Secondo una ricerca, la lettura sviluppa una grande abilità nel connettersi alle emozioni altrui. Soprattutto se si legge narrativa
La lettura fa bene. Non è solo una frase fatta, uno di quei modi di dire popolari. Ora è la scienza a confermarlo: chi legge diventa più sensibile, sviluppa più empatia, riempie l’io di buoni valori da spendere con gli altri. Ad affermarlo è Raymond Mar, psicologo alla York University in Canada e Keith Oatley, docente di psicologia cognitiva all’Università di Toronto che hanno condotto degli studi secondo i quali chi prende in mano un libro ha una spiccata abilità nel connettersi alle emozioni altrui. Non solo. I due ricercatori americani hanno osservato che sono soprattutto i libri di narrativa a far nascere negli individui questa sensibilità e capacità a connettersi alle emozioni altrui. Il motivo è presto detto: chi legge compie uno sforzo cognitivo entrando nella psiche dei personaggi che animano il testo. Chi di noi, infatti, sentendosi leggere “Pinocchio” da piccolo non ha provato ad immaginare un dialogo con quel burattino di legno?
Quando si inizia a leggere un libro si apre anche la porta della propria testa, si fanno entrare i personaggi, si interagisce con loro, ci si immagina parte di quella storia. In questo modo, spiegano gli psicologi, si sviluppa una spiccata abilità nel relazionarsi con chi ci sta attorno. Basta pensare che Giovanni Falcone da piccolo era un appassionato lettore dei “Tre moschettieri” per comprendere la tesi degli scienziati americani. Un altro dato sul quale riflettere è questo: è la lettura sulla carta e non sul web a creare una maggiore interazione. La soglia di concentrazione, a detta della ricerca, è minore per chi legge un libro online piuttosto che sulla carta. Quest’ultima svilupperebbe precise aree del cervello che ti permettono di immaginare una determinata scena dove si entra in gioco.
Va detto, tuttavia, che la realtà è un’altra: secondo uno studio condotto dalla Gran Bretagna National Literacy Trust, su 34.910 giovani tra gli 8 e i 16 anni, il 39% dei ragazzi legge su dispositivi elettronici mentre soltanto il 28% legge libri cartacei. Il vero problema resta quello di stimolare la lettura. Chi conosce i bambini sa che il verbo leggere non andrebbe mai declinato all’imperativo come ci ricordava Gianni Rodari.
Il compito di un buon insegnante ma anche di un padre o di una madre che hanno a cuore l’educazione dei propri figli è quello di stimolare la loro curiosità, di avvicinarli al libro senza imposizioni.

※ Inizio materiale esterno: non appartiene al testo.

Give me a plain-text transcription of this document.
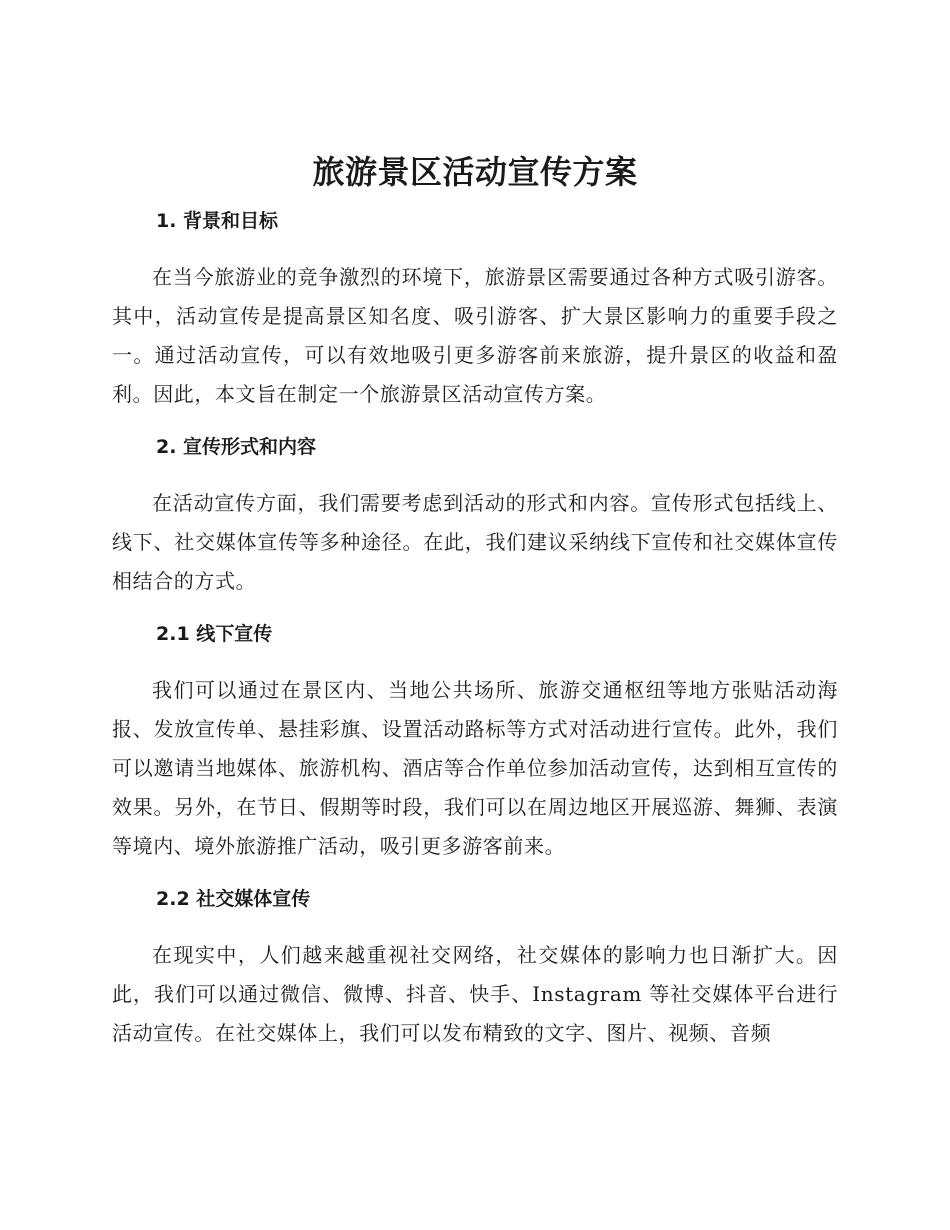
旅游景区活动宣传方案
1. 背景和目标

在当今旅游业的竞争激烈的环境下，旅游景区需要通过各种方式吸引游客。其中，活动宣传是提高景区知名度、吸引游客、扩大景区影响力的重要手段之一。通过活动宣传，可以有效地吸引更多游客前来旅游，提升景区的收益和盈利。因此，本文旨在制定一个旅游景区活动宣传方案。

2. 宣传形式和内容

在活动宣传方面，我们需要考虑到活动的形式和内容。宣传形式包括线上、线下、社交媒体宣传等多种途径。在此，我们建议采纳线下宣传和社交媒体宣传相结合的方式。

2.1 线下宣传

我们可以通过在景区内、当地公共场所、旅游交通枢纽等地方张贴活动海报、发放宣传单、悬挂彩旗、设置活动路标等方式对活动进行宣传。此外，我们可以邀请当地媒体、旅游机构、酒店等合作单位参加活动宣传，达到相互宣传的效果。另外，在节日、假期等时段，我们可以在周边地区开展巡游、舞狮、表演等境内、境外旅游推广活动，吸引更多游客前来。

2.2 社交媒体宣传

在现实中，人们越来越重视社交网络，社交媒体的影响力也日渐扩大。因此，我们可以通过微信、微博、抖音、快手、Instagram 等社交媒体平台进行活动宣传。在社交媒体上，我们可以发布精致的文字、图片、视频、音频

Serve attrarli, interessarli tenendo conto delle varie fasce d’età e scegliendo il libro giusto per ogni bambino. Certo è che va creato il contesto: una classe senza un libro in aula non potrà mai aiutare nessun bambino ad avvicinarsi alla lettura solo attraverso il sussidiario così come una casa senza una libreria o un paese senza una biblioteca che apra le porte ai lettori più giovani promuovendo iniziative che li coinvolgano. Rilanciare la lettura può servire a tutti, per migliorare le nostre relazioni, per alfabetizzare i sentimenti dei ragazzi. Un buon libro aiuta la mente e il cuore.